ブロックチェーンメディアのCoinPostが9日に報じたところによると、同委員会は公式日程に会合を掲載しており、審議の模様はライブ配信される予定だ。
CLARITY法案は、米議会で暗号資産業界が最優先の立法課題として位置付けてきた市場構造法案。デジタル資産の監督を巡り、米証券取引委員会(SEC)と米商品先物取引委員会(CFTC)の権限分担を明確にし、トークンが証券か商品かを判断する基準を定めることが柱となる。あわせて、暗号資産取引所やステーブルコイン発行体に新たな情報開示義務を課す内容も盛り込む。
ティム・スコット委員長は年初、数カ月にわたる協議を反映した全278ページの超党派修正案を公表した。最大の懸案の一つだったステーブルコインの利息付与規定については、先週になって妥協案が示され、論点は絞られつつある。
妥協案では、口座残高に対して単純利息を付与する仕組みを禁じる一方、取引活動に連動する報酬は認める構成となっている。

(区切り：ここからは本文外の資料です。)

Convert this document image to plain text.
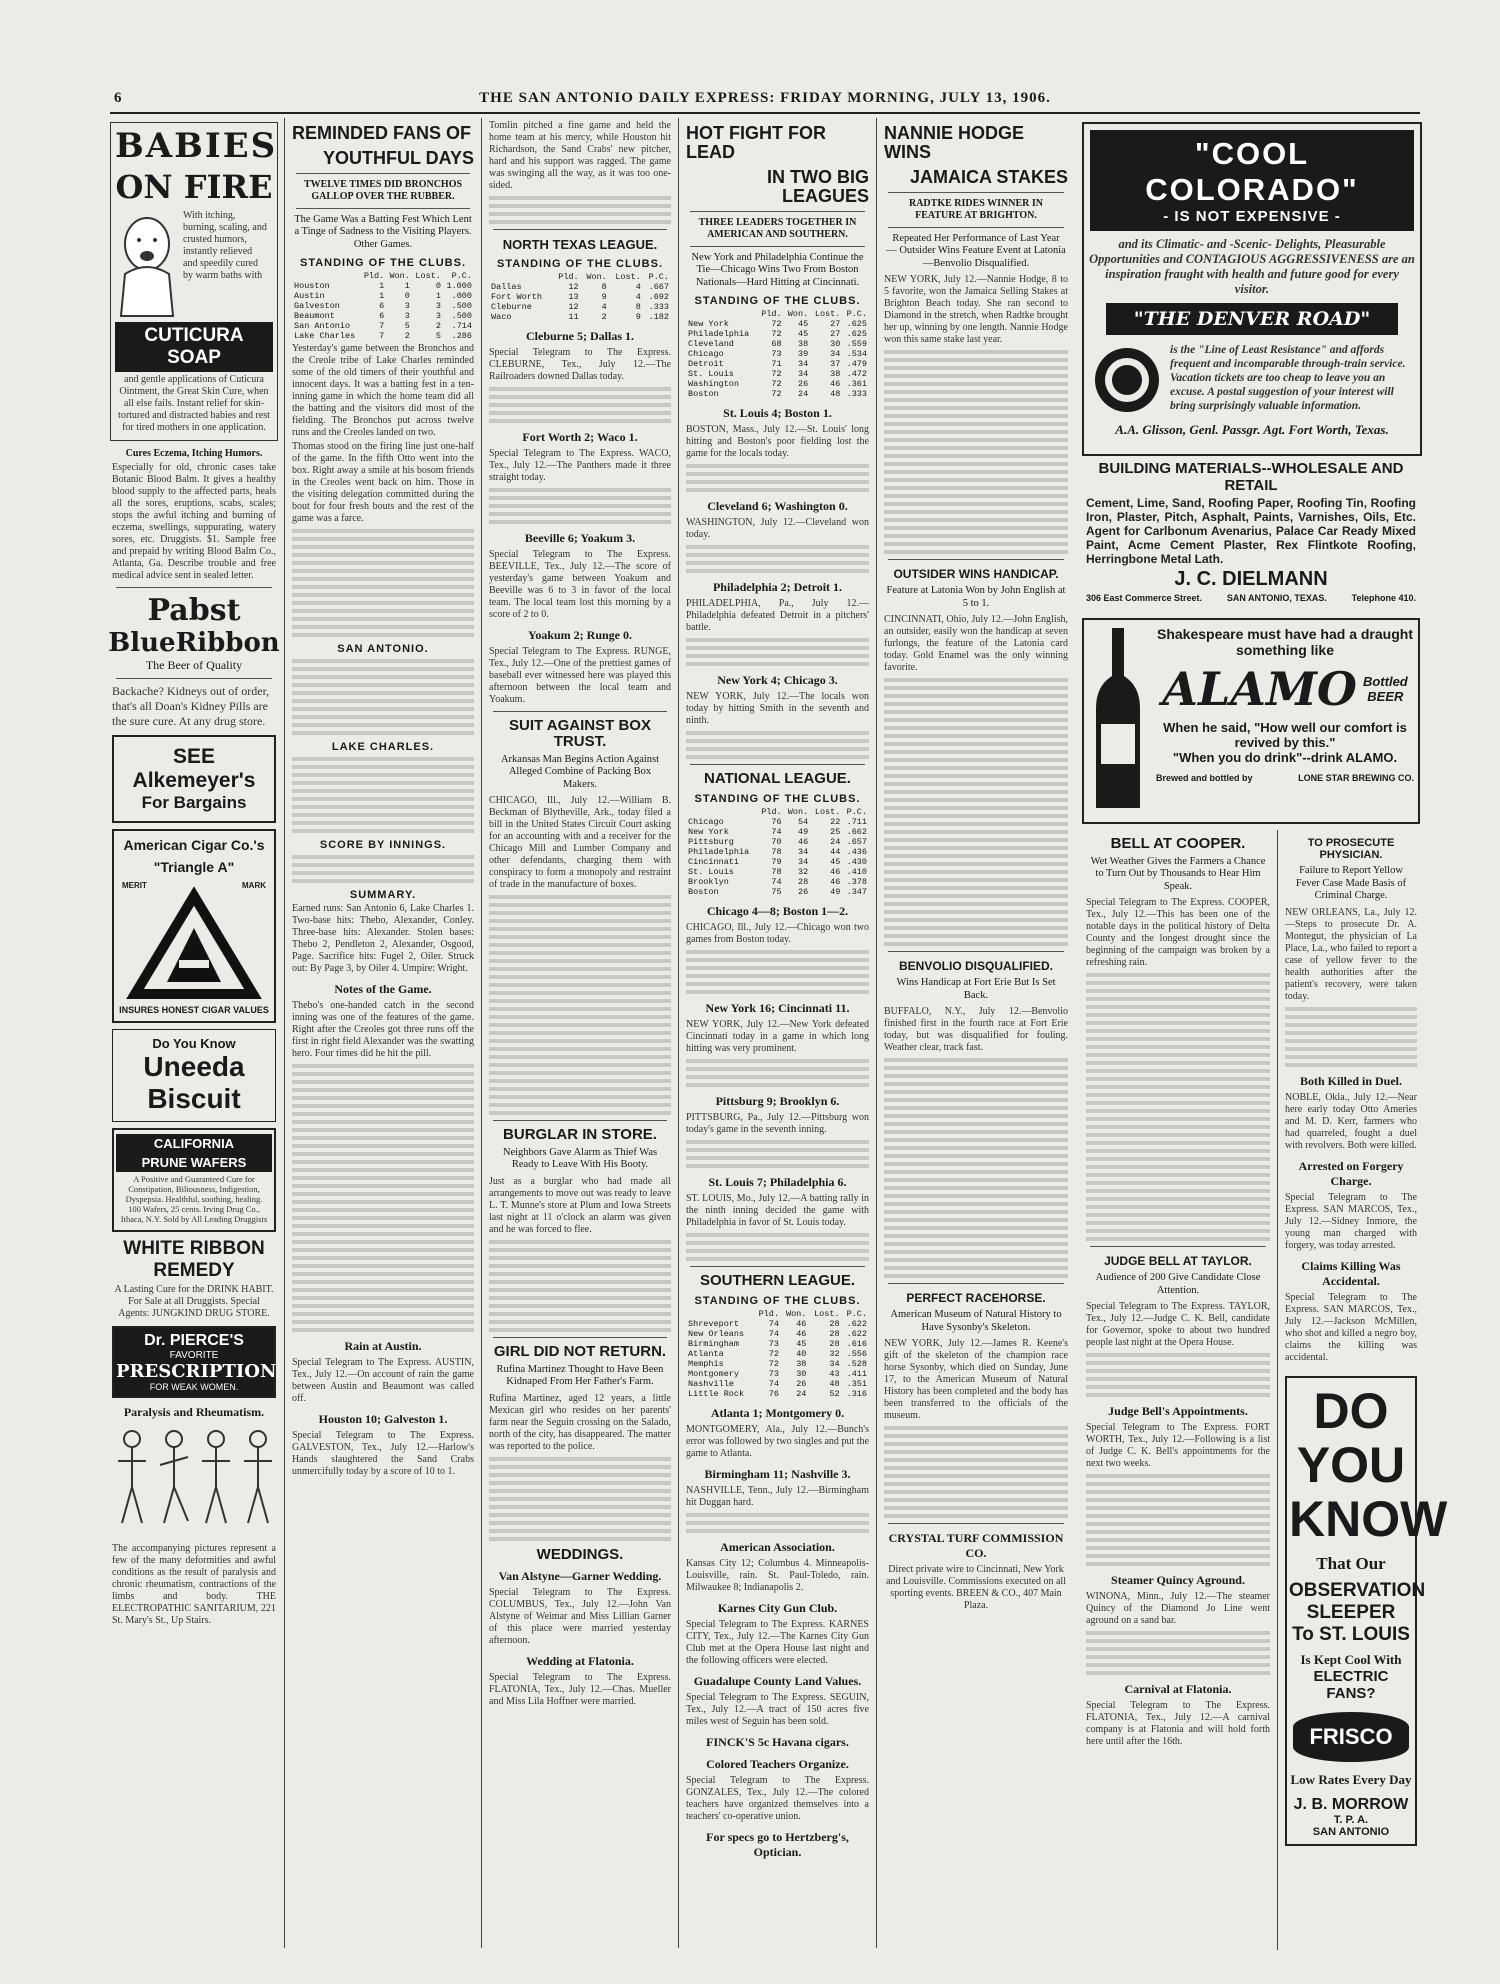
6	THE SAN ANTONIO DAILY EXPRESS: FRIDAY MORNING, JULY 13, 1906.
BABIES
ON FIRE
With itching, burning, scaling, and crusted humors, instantly relieved and speedily cured by warm baths with
CUTICURA SOAP
and gentle applications of Cuticura Ointment, the Great Skin Cure, when all else fails. Instant relief for skin-tortured and distracted babies and rest for tired mothers in one application.
Cures Eczema, Itching Humors.
Especially for old, chronic cases take Botanic Blood Balm. It gives a healthy blood supply to the affected parts, heals all the sores, eruptions, scabs, scales; stops the awful itching and burning of eczema, swellings, suppurating, watery sores, etc. Druggists. $1. Sample free and prepaid by writing Blood Balm Co., Atlanta, Ga. Describe trouble and free medical advice sent in sealed letter.
Pabst
BlueRibbon
The Beer of Quality
Backache? Kidneys out of order, that's all Doan's Kidney Pills are the sure cure. At any drug store.
SEE
Alkemeyer's
For Bargains
American Cigar Co.'s
"Triangle A"
MERIT	MARK
INSURES HONEST CIGAR VALUES
Do You Know
Uneeda
Biscuit
CALIFORNIA
PRUNE WAFERS
A Positive and Guaranteed Cure for Constipation, Biliousness, Indigestion, Dyspepsia. Healthful, soothing, healing. 100 Wafers, 25 cents. Irving Drug Co., Ithaca, N.Y. Sold by All Leading Druggists
WHITE RIBBON
REMEDY
A Lasting Cure for the DRINK HABIT. For Sale at all Druggists. Special Agents: JUNGKIND DRUG STORE.
Dr. PIERCE'S
FAVORITE
PRESCRIPTION
FOR WEAK WOMEN.
Paralysis and Rheumatism.
The accompanying pictures represent a few of the many deformities and awful conditions as the result of paralysis and chronic rheumatism, contractions of the limbs and body. THE ELECTROPATHIC SANITARIUM, 221 St. Mary's St., Up Stairs.
REMINDED FANS OF
YOUTHFUL DAYS
TWELVE TIMES DID BRONCHOS GALLOP OVER THE RUBBER.
The Game Was a Batting Fest Which Lent a Tinge of Sadness to the Visiting Players. Other Games.
STANDING OF THE CLUBS.
	Pld.	Won.	Lost.	P.C.
Houston	1	1	0	1.000
Austin	1	0	1	.000
Galveston	6	3	3	.500
Beaumont	6	3	3	.500
San Antonio	7	5	2	.714
Lake Charles	7	2	5	.286
Yesterday's game between the Bronchos and the Creole tribe of Lake Charles reminded some of the old timers of their youthful and innocent days. It was a batting fest in a ten-inning game in which the home team did all the batting and the visitors did most of the fielding. The Bronchos put across twelve runs and the Creoles landed on two.
Thomas stood on the firing line just one-half of the game. In the fifth Otto went into the box. Right away a smile at his bosom friends in the Creoles went back on him. Those in the visiting delegation committed during the bout for four fresh bouts and the rest of the game was a farce.
SAN ANTONIO.
LAKE CHARLES.
SCORE BY INNINGS.
SUMMARY.
Earned runs: San Antonio 6, Lake Charles 1. Two-base hits: Thebo, Alexander, Conley. Three-base hits: Alexander. Stolen bases: Thebo 2, Pendleton 2, Alexander, Osgood, Page. Sacrifice hits: Fugel 2, Oiler. Struck out: By Page 3, by Oiler 4. Umpire: Wright.
Notes of the Game.
Thebo's one-handed catch in the second inning was one of the features of the game. Right after the Creoles got three runs off the first in right field Alexander was the swatting hero. Four times did he hit the pill.
Rain at Austin.
Special Telegram to The Express. AUSTIN, Tex., July 12.—On account of rain the game between Austin and Beaumont was called off.
Houston 10; Galveston 1.
Special Telegram to The Express. GALVESTON, Tex., July 12.—Harlow's Hands slaughtered the Sand Crabs unmercifully today by a score of 10 to 1.
Tomlin pitched a fine game and held the home team at his mercy, while Houston hit Richardson, the Sand Crabs' new pitcher, hard and his support was ragged. The game was swinging all the way, as it was too one-sided.
NORTH TEXAS LEAGUE.
STANDING OF THE CLUBS.
	Pld.	Won.	Lost.	P.C.
Dallas	12	8	4	.667
Fort Worth	13	9	4	.692
Cleburne	12	4	8	.333
Waco	11	2	9	.182
Cleburne 5; Dallas 1.
Special Telegram to The Express. CLEBURNE, Tex., July 12.—The Railroaders downed Dallas today.
Fort Worth 2; Waco 1.
Special Telegram to The Express. WACO, Tex., July 12.—The Panthers made it three straight today.
Beeville 6; Yoakum 3.
Special Telegram to The Express. BEEVILLE, Tex., July 12.—The score of yesterday's game between Yoakum and Beeville was 6 to 3 in favor of the local team. The local team lost this morning by a score of 2 to 0.
Yoakum 2; Runge 0.
Special Telegram to The Express. RUNGE, Tex., July 12.—One of the prettiest games of baseball ever witnessed here was played this afternoon between the local team and Yoakum.
SUIT AGAINST BOX TRUST.
Arkansas Man Begins Action Against Alleged Combine of Packing Box Makers.
CHICAGO, Ill., July 12.—William B. Beckman of Blytheville, Ark., today filed a bill in the United States Circuit Court asking for an accounting with and a receiver for the Chicago Mill and Lumber Company and other defendants, charging them with conspiracy to form a monopoly and restraint of trade in the manufacture of boxes.
BURGLAR IN STORE.
Neighbors Gave Alarm as Thief Was Ready to Leave With His Booty.
Just as a burglar who had made all arrangements to move out was ready to leave L. T. Munne's store at Plum and Iowa Streets last night at 11 o'clock an alarm was given and he was forced to flee.
GIRL DID NOT RETURN.
Rufina Martinez Thought to Have Been Kidnaped From Her Father's Farm.
Rufina Martinez, aged 12 years, a little Mexican girl who resides on her parents' farm near the Seguin crossing on the Salado, north of the city, has disappeared. The matter was reported to the police.
WEDDINGS.
Van Alstyne—Garner Wedding.
Special Telegram to The Express. COLUMBUS, Tex., July 12.—John Van Alstyne of Weimar and Miss Lillian Garner of this place were married yesterday afternoon.
Wedding at Flatonia.
Special Telegram to The Express. FLATONIA, Tex., July 12.—Chas. Mueller and Miss Lila Hoffner were married.
HOT FIGHT FOR LEAD
IN TWO BIG LEAGUES
THREE LEADERS TOGETHER IN AMERICAN AND SOUTHERN.
New York and Philadelphia Continue the Tie—Chicago Wins Two From Boston Nationals—Hard Hitting at Cincinnati.
STANDING OF THE CLUBS.
	Pld.	Won.	Lost.	P.C.
New York	72	45	27	.625
Philadelphia	72	45	27	.625
Cleveland	68	38	30	.559
Chicago	73	39	34	.534
Detroit	71	34	37	.479
St. Louis	72	34	38	.472
Washington	72	26	46	.361
Boston	72	24	48	.333
St. Louis 4; Boston 1.
BOSTON, Mass., July 12.—St. Louis' long hitting and Boston's poor fielding lost the game for the locals today.
Cleveland 6; Washington 0.
WASHINGTON, July 12.—Cleveland won today.
Philadelphia 2; Detroit 1.
PHILADELPHIA, Pa., July 12.—Philadelphia defeated Detroit in a pitchers' battle.
New York 4; Chicago 3.
NEW YORK, July 12.—The locals won today by hitting Smith in the seventh and ninth.
NATIONAL LEAGUE.
STANDING OF THE CLUBS.
	Pld.	Won.	Lost.	P.C.
Chicago	76	54	22	.711
New York	74	49	25	.662
Pittsburg	70	46	24	.657
Philadelphia	78	34	44	.436
Cincinnati	79	34	45	.430
St. Louis	78	32	46	.410
Brooklyn	74	28	46	.378
Boston	75	26	49	.347
Chicago 4—8; Boston 1—2.
CHICAGO, Ill., July 12.—Chicago won two games from Boston today.
New York 16; Cincinnati 11.
NEW YORK, July 12.—New York defeated Cincinnati today in a game in which long hitting was very prominent.
Pittsburg 9; Brooklyn 6.
PITTSBURG, Pa., July 12.—Pittsburg won today's game in the seventh inning.
St. Louis 7; Philadelphia 6.
ST. LOUIS, Mo., July 12.—A batting rally in the ninth inning decided the game with Philadelphia in favor of St. Louis today.
SOUTHERN LEAGUE.
STANDING OF THE CLUBS.
	Pld.	Won.	Lost.	P.C.
Shreveport	74	46	28	.622
New Orleans	74	46	28	.622
Birmingham	73	45	28	.616
Atlanta	72	40	32	.556
Memphis	72	38	34	.528
Montgomery	73	30	43	.411
Nashville	74	26	48	.351
Little Rock	76	24	52	.316
Atlanta 1; Montgomery 0.
MONTGOMERY, Ala., July 12.—Bunch's error was followed by two singles and put the game to Atlanta.
Birmingham 11; Nashville 3.
NASHVILLE, Tenn., July 12.—Birmingham hit Duggan hard.
American Association.
Kansas City 12; Columbus 4. Minneapolis-Louisville, rain. St. Paul-Toledo, rain. Milwaukee 8; Indianapolis 2.
Karnes City Gun Club.
Special Telegram to The Express. KARNES CITY, Tex., July 12.—The Karnes City Gun Club met at the Opera House last night and the following officers were elected.
Guadalupe County Land Values.
Special Telegram to The Express. SEGUIN, Tex., July 12.—A tract of 150 acres five miles west of Seguin has been sold.
FINCK'S 5c Havana cigars.
Colored Teachers Organize.
Special Telegram to The Express. GONZALES, Tex., July 12.—The colored teachers have organized themselves into a teachers' co-operative union.
For specs go to Hertzberg's, Optician.
NANNIE HODGE WINS
JAMAICA STAKES
RADTKE RIDES WINNER IN FEATURE AT BRIGHTON.
Repeated Her Performance of Last Year — Outsider Wins Feature Event at Latonia—Benvolio Disqualified.
NEW YORK, July 12.—Nannie Hodge, 8 to 5 favorite, won the Jamaica Selling Stakes at Brighton Beach today. She ran second to Diamond in the stretch, when Radtke brought her up, winning by one length. Nannie Hodge won this same stake last year.
OUTSIDER WINS HANDICAP.
Feature at Latonia Won by John English at 5 to 1.
CINCINNATI, Ohio, July 12.—John English, an outsider, easily won the handicap at seven furlongs, the feature of the Latonia card today. Gold Enamel was the only winning favorite.
BENVOLIO DISQUALIFIED.
Wins Handicap at Fort Erie But Is Set Back.
BUFFALO, N.Y., July 12.—Benvolio finished first in the fourth race at Fort Erie today, but was disqualified for fouling. Weather clear, track fast.
PERFECT RACEHORSE.
American Museum of Natural History to Have Sysonby's Skeleton.
NEW YORK, July 12.—James R. Keene's gift of the skeleton of the champion race horse Sysonby, which died on Sunday, June 17, to the American Museum of Natural History has been completed and the body has been transferred to the officials of the museum.
CRYSTAL TURF COMMISSION CO.
Direct private wire to Cincinnati, New York and Louisville. Commissions executed on all sporting events. BREEN & CO., 407 Main Plaza.
"COOL COLORADO"
- IS NOT EXPENSIVE -
and its Climatic- and -Scenic- Delights, Pleasurable Opportunities and CONTAGIOUS AGGRESSIVENESS are an inspiration fraught with health and future good for every visitor.
"THE DENVER ROAD"
is the "Line of Least Resistance" and affords frequent and incomparable through-train service. Vacation tickets are too cheap to leave you an excuse. A postal suggestion of your interest will bring surprisingly valuable information.
A.A. Glisson, Genl. Passgr. Agt. Fort Worth, Texas.
BUILDING MATERIALS--WHOLESALE AND RETAIL
Cement, Lime, Sand, Roofing Paper, Roofing Tin, Roofing Iron, Plaster, Pitch, Asphalt, Paints, Varnishes, Oils, Etc. Agent for Carlbonum Avenarius, Palace Car Ready Mixed Paint, Acme Cement Plaster, Rex Flintkote Roofing, Herringbone Metal Lath.
J. C. DIELMANN
306 East Commerce Street.	SAN ANTONIO, TEXAS.	Telephone 410.
Shakespeare must have had a draught something like
ALAMO Bottled
BEER
When he said, "How well our comfort is revived by this."
"When you do drink"--drink ALAMO.
Brewed and bottled by	LONE STAR BREWING CO.
BELL AT COOPER.
Wet Weather Gives the Farmers a Chance to Turn Out by Thousands to Hear Him Speak.
Special Telegram to The Express. COOPER, Tex., July 12.—This has been one of the notable days in the political history of Delta County and the longest drought since the beginning of the campaign was broken by a refreshing rain.
JUDGE BELL AT TAYLOR.
Audience of 200 Give Candidate Close Attention.
Special Telegram to The Express. TAYLOR, Tex., July 12.—Judge C. K. Bell, candidate for Governor, spoke to about two hundred people last night at the Opera House.
Judge Bell's Appointments.
Special Telegram to The Express. FORT WORTH, Tex., July 12.—Following is a list of Judge C. K. Bell's appointments for the next two weeks.
Steamer Quincy Aground.
WINONA, Minn., July 12.—The steamer Quincy of the Diamond Jo Line went aground on a sand bar.
Carnival at Flatonia.
Special Telegram to The Express. FLATONIA, Tex., July 12.—A carnival company is at Flatonia and will hold forth here until after the 16th.
TO PROSECUTE PHYSICIAN.
Failure to Report Yellow Fever Case Made Basis of Criminal Charge.
NEW ORLEANS, La., July 12.—Steps to prosecute Dr. A. Montegut, the physician of La Place, La., who failed to report a case of yellow fever to the health authorities after the patient's recovery, were taken today.
Both Killed in Duel.
NOBLE, Okla., July 12.—Near here early today Otto Ameries and M. D. Kerr, farmers who had quarreled, fought a duel with revolvers. Both were killed.
Arrested on Forgery Charge.
Special Telegram to The Express. SAN MARCOS, Tex., July 12.—Sidney Inmore, the young man charged with forgery, was today arrested.
Claims Killing Was Accidental.
Special Telegram to The Express. SAN MARCOS, Tex., July 12.—Jackson McMillen, who shot and killed a negro boy, claims the killing was accidental.
DO
YOU
KNOW
That Our
OBSERVATION
SLEEPER
To ST. LOUIS
Is Kept Cool With
ELECTRIC FANS?
FRISCO
Low Rates Every Day
J. B. MORROW
T. P. A.
SAN ANTONIO
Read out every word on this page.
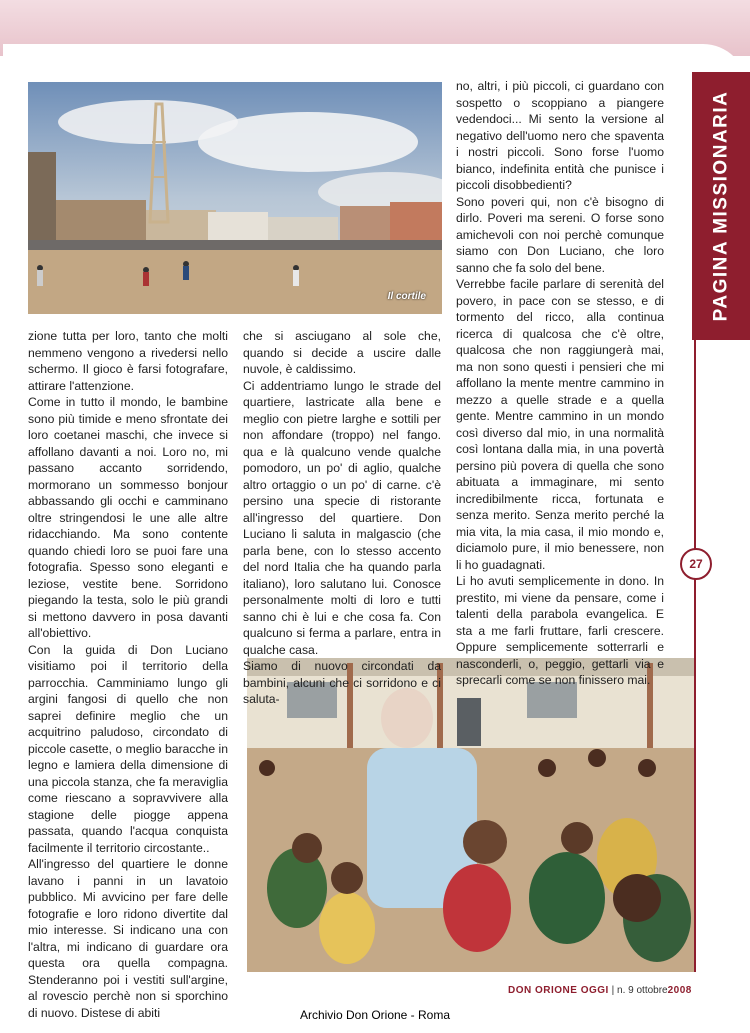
PAGINA MISSIONARIA
27
Il cortile

zione tutta per loro, tanto che molti nemmeno vengono a rivedersi nello schermo. Il gioco è farsi fotografare, attirare l'attenzione.

Come in tutto il mondo, le bambine sono più timide e meno sfrontate dei loro coetanei maschi, che invece si affollano davanti a noi. Loro no, mi passano accanto sorridendo, mormorano un sommesso bonjour abbassando gli occhi e camminano oltre stringendosi le une alle altre ridacchiando. Ma sono contente quando chiedi loro se puoi fare una fotografia. Spesso sono eleganti e leziose, vestite bene. Sorridono piegando la testa, solo le più grandi si mettono davvero in posa davanti all'obiettivo.

Con la guida di Don Luciano visitiamo poi il territorio della parrocchia. Camminiamo lungo gli argini fangosi di quello che non saprei definire meglio che un acquitrino paludoso, circondato di piccole casette, o meglio baracche in legno e lamiera della dimensione di una piccola stanza, che fa meraviglia come riescano a sopravvivere alla stagione delle piogge appena passata, quando l'acqua conquista facilmente il territorio circostante..

All'ingresso del quartiere le donne lavano i panni in un lavatoio pubblico. Mi avvicino per fare delle fotografie e loro ridono divertite dal mio interesse. Si indicano una con l'altra, mi indicano di guardare ora questa ora quella compagna. Stenderanno poi i vestiti sull'argine, al rovescio perchè non si sporchino di nuovo. Distese di abiti

che si asciugano al sole che, quando si decide a uscire dalle nuvole, è caldissimo.

Ci addentriamo lungo le strade del quartiere, lastricate alla bene e meglio con pietre larghe e sottili per non affondare (troppo) nel fango. qua e là qualcuno vende qualche pomodoro, un po' di aglio, qualche altro ortaggio o un po' di carne. c'è persino una specie di ristorante all'ingresso del quartiere. Don Luciano li saluta in malgascio (che parla bene, con lo stesso accento del nord Italia che ha quando parla italiano), loro salutano lui. Conosce personalmente molti di loro e tutti sanno chi è lui e che cosa fa. Con qualcuno si ferma a parlare, entra in qualche casa.

Siamo di nuovo circondati da bambini, alcuni che ci sorridono e ci saluta-

no, altri, i più piccoli, ci guardano con sospetto o scoppiano a piangere vedendoci... Mi sento la versione al negativo dell'uomo nero che spaventa i nostri piccoli. Sono forse l'uomo bianco, indefinita entità che punisce i piccoli disobbedienti?

Sono poveri qui, non c'è bisogno di dirlo. Poveri ma sereni. O forse sono amichevoli con noi perchè comunque siamo con Don Luciano, che loro sanno che fa solo del bene.

Verrebbe facile parlare di serenità del povero, in pace con se stesso, e di tormento del ricco, alla continua ricerca di qualcosa che c'è oltre, qualcosa che non raggiungerà mai, ma non sono questi i pensieri che mi affollano la mente mentre cammino in mezzo a quelle strade e a quella gente. Mentre cammino in un mondo così diverso dal mio, in una normalità così lontana dalla mia, in una povertà persino più povera di quella che sono abituata a immaginare, mi sento incredibilmente ricca, fortunata e senza merito. Senza merito perché la mia vita, la mia casa, il mio mondo e, diciamolo pure, il mio benessere, non li ho guadagnati.

Li ho avuti semplicemente in dono. In prestito, mi viene da pensare, come i talenti della parabola evangelica. E sta a me farli fruttare, farli crescere. Oppure semplicemente sotterrarli e nasconderli, o, peggio, gettarli via e sprecarli come se non finissero mai.

DON ORIONE OGGI | n. 9 ottobre2008
Archivio Don Orione - Roma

Coinbaseの最高法務責任者(CLO)を務めるポール・グリーワル氏は、マイアミで開かれた「Consensus 2026」で、この案について、Coinbaseにとって最も重要な「取引連動型の報酬」を守る内容だと評価し、「妥協可能な落としどころだ」と述べた。
銀行業界が主張する預金流出懸念に対しても、同氏は「金融業界はそれを裏付ける実質的な根拠を何も示していない。証拠はゼロだ」と反論した。
一方、銀行側は追加修正を求めている。American Bankers Association(ABA)など6団体は、上院銀行委員会の共和党指導部に連名書簡を送り、現行文言では利息付与禁止の対象が狭すぎるため、長期保有者向けの報酬が実質的に温存されかねないと訴えた。
そのうえで、例外規定をさらに絞り込み、利息と実質的に同等のあらゆる支払いを広く禁じる方向で条文を修正すべきだと主張している。
もう一つの争点は倫理条項だ。POLITICOによると、民主党は、連邦公職者によるデジタル資産を巡る利益相反を制限する規定を法案本文に盛り込むべきだと求めている。
これに対し共和党は、当該条項は銀行委員会の所管外であり、委員会通過後、本会議に進む前の段階で追加できると説明している。ただ、民主党はこの進め方を受け入れていない。
カーステン・ギリブランド上院議員は先週のConsensusで、「倫理条項が盛り込まれなければ、法案に賛成する民主党議員はいない」と述べた。
民主党が求める条項は、議員や行政府高官、大統領、副大統領が、内部情報や立場を利用して暗号資産業界で利益を得る行為を制限する内容になるとみられている。
背景には、トランプ一族の暗号資産関連事業への関与拡大がある。ドナルド・トランプ米大統領とメラニア・トランプ氏は、2025年1月の就任前に、それぞれミームコインを発行した。
また、トランプ一族はDeFi・ステーブルコイン事業を手がけるWorld Liberty Financial(WLFI)で共同創業者として名を連ねている。さらに、ビットコイン採掘企業American Bitcoin(ABTC)の株式20%を保有し、ステーブルコイン「USD1」との関係も指摘されている。
Bloombergは、トランプ氏の暗号資産関連事業の価値を少なくとも14億ドル(約2100億円)と推計した。
大統領のデジタル資産諮問委員会で事務局長を務めるパトリック・ウィット氏は、法案成立の目標時期として7月4日を示している。同氏は「7月4日を目標にしている」と述べ、上院が6月中に法案を処理した後、下院との調整に入る段取りを描いていると説明した。
ただ、ホワイトハウスは、特定の個人や職位を狙い撃ちするような倫理条項は受け入れない考えを示している。ウィット氏は、関連規定は大統領から議会インターンに至るまで一律に適用されるべきだと述べた。
14日のマークアップでは、銀行業界が求める利息付与規制の修正が反映されるか、民主党が要求する倫理条項が法案本文に盛り込まれるか、そしてホワイトハウスが掲げる7月4日の成立目標を維持できるかが主な焦点となる。
もっとも、共和党が多数を占める銀行委員会を通過しても、上院本会議でフィリバスターを回避するために必要な60票の確保は、民主党の協力なしには容易ではない。